Fat itself wasn’t the problem. It was the type of fat Correia was eating. Loading up on steak with béarnaise sauce, fettuccine Alfredo and foie gras weighed him down and exacerbated the inflammation that accompanies high-intensity exercise. So Meyer revamped Correia’s diet to replace inflammation-stoking saturated fats with healthful unsaturated fats. Instead of pasta Bolognese with ground beef and heavy cream, she gave Correia a recipe that uses lean ground turkey and olive oil. He peppered his diet with omega-3s from fish, and heart-healthy fats from avocados, nuts and olive oil. As a result, he lowered his calorie intake and boosted his energy levels.

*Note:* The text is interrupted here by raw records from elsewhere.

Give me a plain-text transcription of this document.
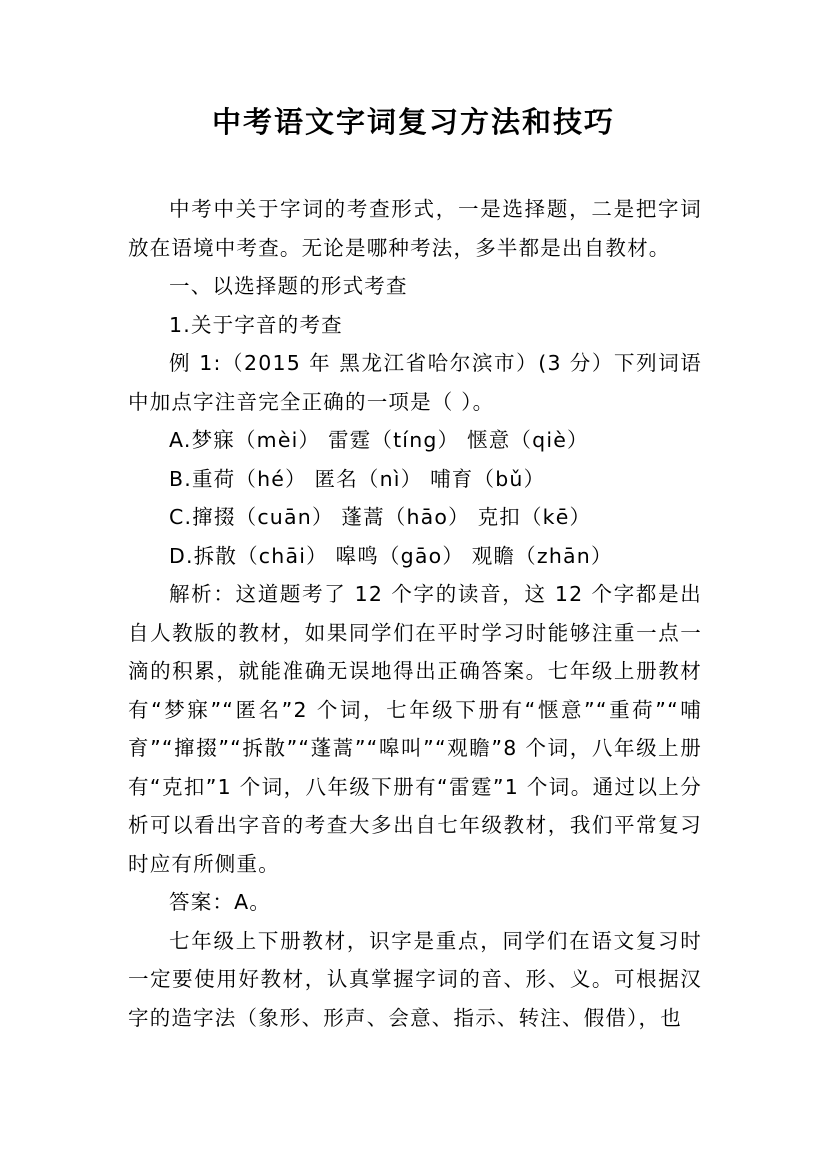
中考语文字词复习方法和技巧

中考中关于字词的考查形式，一是选择题，二是把字词放在语境中考查。无论是哪种考法，多半都是出自教材。

一、以选择题的形式考查

1.关于字音的考查

例 1:（2015 年 黑龙江省哈尔滨市）(3 分）下列词语中加点字注音完全正确的一项是（ ）。

A.梦寐（mèi） 雷霆（tíng） 惬意（qiè）

B.重荷（hé） 匿名（nì） 哺育（bǔ）

C.撺掇（cuān） 蓬蒿（hāo） 克扣（kē）

D.拆散（chāi） 嗥鸣（gāo） 观瞻（zhān）

解析：这道题考了 12 个字的读音，这 12 个字都是出自人教版的教材，如果同学们在平时学习时能够注重一点一滴的积累，就能准确无误地得出正确答案。七年级上册教材有“梦寐”“匿名”2 个词，七年级下册有“惬意”“重荷”“哺育”“撺掇”“拆散”“蓬蒿”“嗥叫”“观瞻”8 个词，八年级上册有“克扣”1 个词，八年级下册有“雷霆”1 个词。通过以上分析可以看出字音的考查大多出自七年级教材，我们平常复习时应有所侧重。

答案：A。

七年级上下册教材，识字是重点，同学们在语文复习时一定要使用好教材，认真掌握字词的音、形、义。可根据汉字的造字法（象形、形声、会意、指示、转注、假借），也
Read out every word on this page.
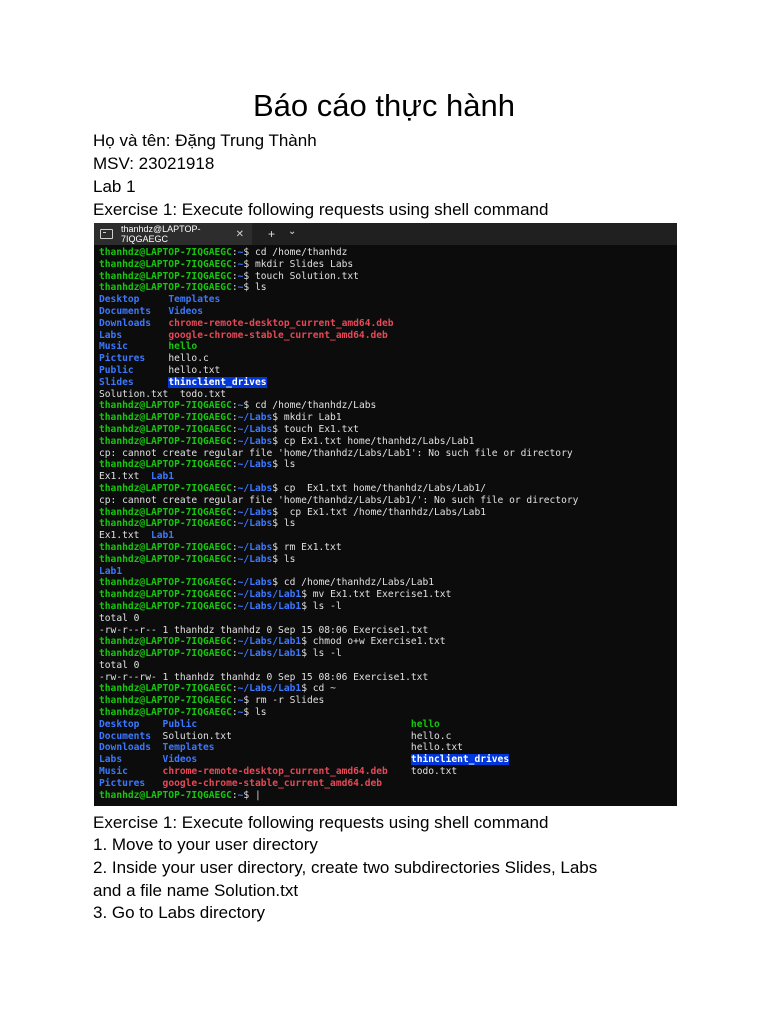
Báo cáo thực hành
Họ và tên: Đặng Trung Thành
MSV: 23021918
Lab 1
Exercise 1: Execute following requests using shell command
thanhdz@LAPTOP-7IQGAEGC	✕ + ⌄
thanhdz@LAPTOP-7IQGAEGC:~$ cd /home/thanhdz
thanhdz@LAPTOP-7IQGAEGC:~$ mkdir Slides Labs
thanhdz@LAPTOP-7IQGAEGC:~$ touch Solution.txt
thanhdz@LAPTOP-7IQGAEGC:~$ ls
Desktop     Templates
Documents   Videos
Downloads   chrome-remote-desktop_current_amd64.deb
Labs        google-chrome-stable_current_amd64.deb
Music       hello
Pictures    hello.c
Public      hello.txt
Slides      thinclient_drives
Solution.txt  todo.txt
thanhdz@LAPTOP-7IQGAEGC:~$ cd /home/thanhdz/Labs
thanhdz@LAPTOP-7IQGAEGC:~/Labs$ mkdir Lab1
thanhdz@LAPTOP-7IQGAEGC:~/Labs$ touch Ex1.txt
thanhdz@LAPTOP-7IQGAEGC:~/Labs$ cp Ex1.txt home/thanhdz/Labs/Lab1
cp: cannot create regular file 'home/thanhdz/Labs/Lab1': No such file or directory
thanhdz@LAPTOP-7IQGAEGC:~/Labs$ ls
Ex1.txt  Lab1
thanhdz@LAPTOP-7IQGAEGC:~/Labs$ cp  Ex1.txt home/thanhdz/Labs/Lab1/
cp: cannot create regular file 'home/thanhdz/Labs/Lab1/': No such file or directory
thanhdz@LAPTOP-7IQGAEGC:~/Labs$  cp Ex1.txt /home/thanhdz/Labs/Lab1
thanhdz@LAPTOP-7IQGAEGC:~/Labs$ ls
Ex1.txt  Lab1
thanhdz@LAPTOP-7IQGAEGC:~/Labs$ rm Ex1.txt
thanhdz@LAPTOP-7IQGAEGC:~/Labs$ ls
Lab1
thanhdz@LAPTOP-7IQGAEGC:~/Labs$ cd /home/thanhdz/Labs/Lab1
thanhdz@LAPTOP-7IQGAEGC:~/Labs/Lab1$ mv Ex1.txt Exercise1.txt
thanhdz@LAPTOP-7IQGAEGC:~/Labs/Lab1$ ls -l
total 0
-rw-r--r-- 1 thanhdz thanhdz 0 Sep 15 08:06 Exercise1.txt
thanhdz@LAPTOP-7IQGAEGC:~/Labs/Lab1$ chmod o+w Exercise1.txt
thanhdz@LAPTOP-7IQGAEGC:~/Labs/Lab1$ ls -l
total 0
-rw-r--rw- 1 thanhdz thanhdz 0 Sep 15 08:06 Exercise1.txt
thanhdz@LAPTOP-7IQGAEGC:~/Labs/Lab1$ cd ~
thanhdz@LAPTOP-7IQGAEGC:~$ rm -r Slides
thanhdz@LAPTOP-7IQGAEGC:~$ ls
Desktop    Public                                     hello
Documents  Solution.txt                               hello.c
Downloads  Templates                                  hello.txt
Labs       Videos                                     thinclient_drives
Music      chrome-remote-desktop_current_amd64.deb todo.txt
Pictures   google-chrome-stable_current_amd64.deb
thanhdz@LAPTOP-7IQGAEGC:~$ |
Exercise 1: Execute following requests using shell command
1. Move to your user directory
2. Inside your user directory, create two subdirectories Slides, Labs
and a file name Solution.txt
3. Go to Labs directory
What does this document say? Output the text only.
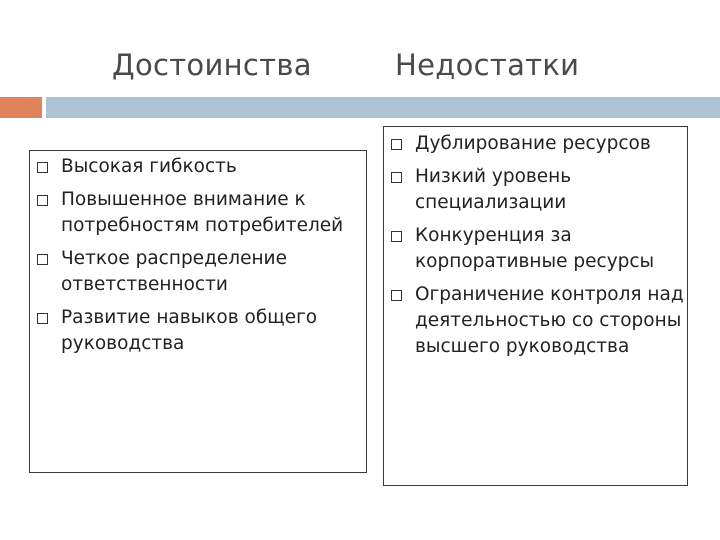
Достоинства	Недостатки
Высокая гибкость
Повышенное внимание к потребностям потребителей
Четкое распределение ответственности
Развитие навыков общего руководства
Дублирование ресурсов
Низкий уровень специализации
Конкуренция за корпоративные ресурсы
Ограничение контроля над деятельностью со стороны высшего руководства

When you measure how much fat and carbohydrates a person uses for energy, an elite-level athlete like Correia will always burn more fat than someone who exercises occasionally. The body naturally adapts to allow athletes to reserve carbohydrates for a quick energy boost at the end of a long workout, says Meyer: “The more trained an athlete becomes, the more fat they are able to store in the muscle and use for fuel. Part of that training adaptation allows them to store fat close to the muscle cell so it can be burned quickly.” These intramuscular triglycerides—or intramuscular fats—enable athletes to use fat for energy as seamlessly as carbohydrates.
It worked for Correia. Healthful fats not only provided him with sustained energy in the form of intramuscular triglycerides but also made his food taste good and helped him feel satisfied on a lower-calorie diet. Correia claims his comeback at the pro level has been as much about nutrition as it is about training. Food can make or break your performance, he says—especially if you’re carrying around extra pounds.
Correia’s next goal is to win a medal at the National Championships in Portugal this summer. Even though he is one of the very few professional riders who also hold down full-time jobs, Correia knows he has a chance. After all, he stopped racing at the age of 21 and made a comeback a decade later. Now he races for a U.S. professional team (Bissell). Some might say that was an impossible goal.
—Amy Paturel, M.S., M.P.H., is a freelance writer in Seal Beach, California.